Plaintiff's analysis is erroneous.
"Several contracts relating to the same matters, between the same parties, and made as parts of substantially one transaction, are to be taken together." (Civ. Code, § 1642) Whether Civil Code section 1642 applies in a particular case is a question of fact for resolution by the trial court. ( Cadigan v. American Trust Co. (1955) 131 Cal.App.2d 780, 786 [ 281 P.2d 332].)
Thus, in order to prevail before us, plaintiff must demonstrate that there is no substantial evidence to support the trial court's implicit finding that Bank's contract, BAIS's contract, and the U-4 form, were substantially one transaction and should be taken together. ( Campbell v. Southern Pacific Co. (1978) 22 Cal.3d 51, 60 [ 148 Cal.Rptr. 596, 583 P.2d 121].)
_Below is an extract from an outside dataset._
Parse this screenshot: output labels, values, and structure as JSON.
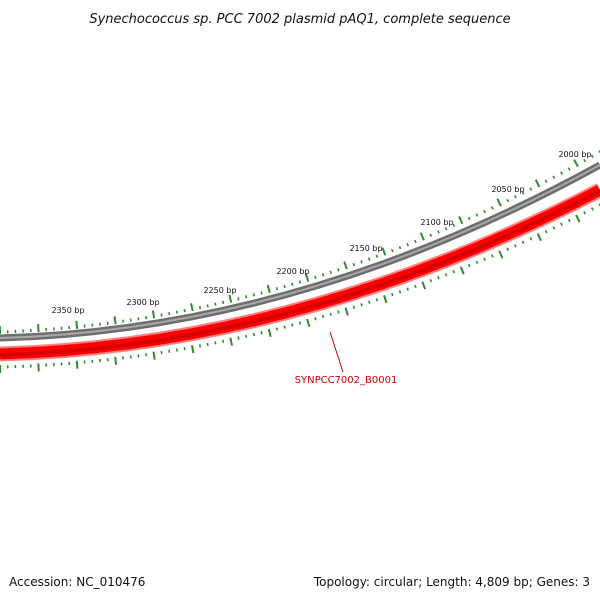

We are without power to substitute our deductions for those of the trial court. In resolving the issue of the sufficiency of the evidence, we are bound by the established rules of appellate review that all factual matters will be viewed most favorably to the prevailing party and in support of the judgment. We look only at the evidence supporting the successful party and disregard the contrary showing. All conflicts must therefore be resolved in favor of the prevailing party below. ( Campbell v. Southern Pacific Co., supra, 22 Cal.3d at p. 60.)
Plaintiff, however, fails to make a proper appellate argument. She cites the evidence favorable to her and ignores that in support of the judgment.
It is sufficient to note that Bank and BAIS are related companies that hired plaintiff at the same time in a dual capacity with principal responsibilities that required a securities registration. This evidence supports a finding that the employment agreement for salaried employees, registered representative agreement, and U-4 form, were parts of substantially one transaction and should be taken as one. Thus, the arbitration covenant in the Registered representative agreement, U-4 form, and incorporated NASD provisions ran between plaintiff and Bank notwithstanding there was no specific arbitration provision in the employment agreement for salaried employees.
The order granting defendants' motion to compel arbitration is affirmed.
Elia, J., and Wunderlich, J., concurred.